Lexicário - Claudinho Pereira & Rafael Bán Jacobsen
Claudinho Pereira é um dos mais respeitados DJ’s do Rio
Grande do Sul. É autor do livro Na Ponta da Agulha, indicado, agora, como
Melhor Livro do Ano pela Associação Gaúcha de Escritores (AGES).
As palavras de Claudinho fazem parte do Lexicário desta
semana.
CLL - De qual palavra da língua portuguesa tu mais gostas?
Claudinho Pereira - Para mim, a palavra Saudade não tem igual no mundo, em
sentido, em significado e força.
Sempre me pergunto qual a origem da palavra Saudade. Seria
do latim(solitate) do Árabe(Saudah) ou dos arcaísmos (soydade,suydade). Só sei
que Saudade é um sentimento que deve existir no coração de todos
CLL - Qual palavra tu não gostas? Que te doa os ouvidos?

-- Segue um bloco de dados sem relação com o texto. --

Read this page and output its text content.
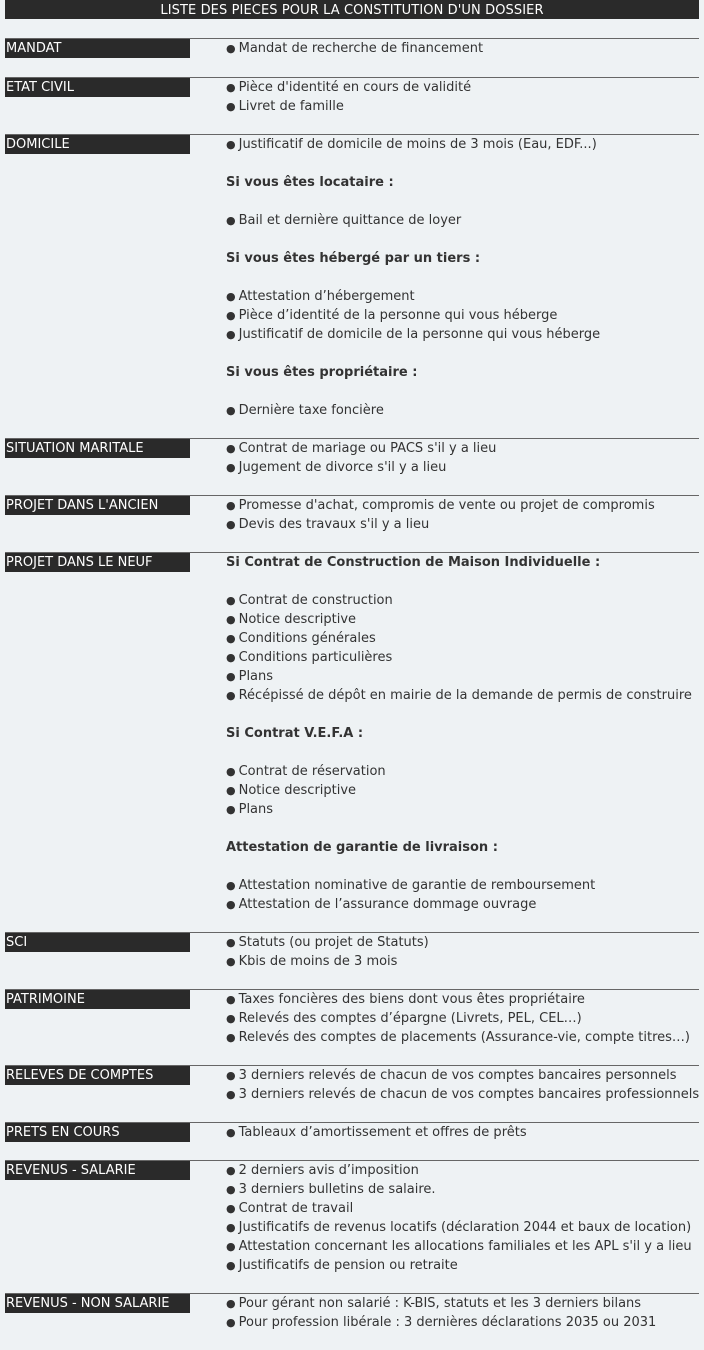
LISTE DES PIECES POUR LA CONSTITUTION D'UN DOSSIER
MANDAT	● Mandat de recherche de financement
ETAT CIVIL	● Pièce d'identité en cours de validité
● Livret de famille
DOMICILE	● Justificatif de domicile de moins de 3 mois (Eau, EDF...)
Si vous êtes locataire :
● Bail et dernière quittance de loyer
Si vous êtes hébergé par un tiers :
● Attestation d’hébergement
● Pièce d’identité de la personne qui vous héberge
● Justificatif de domicile de la personne qui vous héberge
Si vous êtes propriétaire :
● Dernière taxe foncière
SITUATION MARITALE	● Contrat de mariage ou PACS s'il y a lieu
● Jugement de divorce s'il y a lieu
PROJET DANS L'ANCIEN	● Promesse d'achat, compromis de vente ou projet de compromis
● Devis des travaux s'il y a lieu
PROJET DANS LE NEUF	Si Contrat de Construction de Maison Individuelle :
● Contrat de construction
● Notice descriptive
● Conditions générales
● Conditions particulières
● Plans
● Récépissé de dépôt en mairie de la demande de permis de construire
Si Contrat V.E.F.A :
● Contrat de réservation
● Notice descriptive
● Plans
Attestation de garantie de livraison :
● Attestation nominative de garantie de remboursement
● Attestation de l’assurance dommage ouvrage
SCI	● Statuts (ou projet de Statuts)
● Kbis de moins de 3 mois
PATRIMOINE	● Taxes foncières des biens dont vous êtes propriétaire
● Relevés des comptes d’épargne (Livrets, PEL, CEL…)
● Relevés des comptes de placements (Assurance-vie, compte titres…)
RELEVES DE COMPTES	● 3 derniers relevés de chacun de vos comptes bancaires personnels
● 3 derniers relevés de chacun de vos comptes bancaires professionnels
PRETS EN COURS	● Tableaux d’amortissement et offres de prêts
REVENUS - SALARIE	● 2 derniers avis d’imposition
● 3 derniers bulletins de salaire.
● Contrat de travail
● Justificatifs de revenus locatifs (déclaration 2044 et baux de location)
● Attestation concernant les allocations familiales et les APL s'il y a lieu
● Justificatifs de pension ou retraite
REVENUS - NON SALARIE	● Pour gérant non salarié : K-BIS, statuts et les 3 derniers bilans
● Pour profession libérale : 3 dernières déclarations 2035 ou 2031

CP - A palavra Diarreia é um horror, doí no ouvido e na barriga.
CLL - E qual palavra tu achas que deveria ser resgatada? (no
sentido de expressão antiga que deixou de ser usada publicamente)
CP - Gosto muito em todos os sentidos da palavra Acepipes.
Pequeno prato salgados também conhecidos por Canapés, que são servidos com aperitivos consoante em caráter íntimo ou em
reuniões e cerimoniais
***
Rafael Bán Jacobsen é professor, físico da UFRGS, pianista e
escritor. É autor de Tempos & Costumes e de Solenar (ambos livros
agraciados com o Prêmio Açorianos de Literatura) e também de Uma leve simetria
(finalista do Prêmio Açorianos de Literatura e do Prêmio Livro do Ano da
Associação Gaúcha de Escritores). O projeto de seu romance Imemorial das pedras
(ainda inédito) foi contemplado com a Bolsa Funarte de Criação Literária.
CLL - De qual palavra da língua portuguesa tu mais gostas?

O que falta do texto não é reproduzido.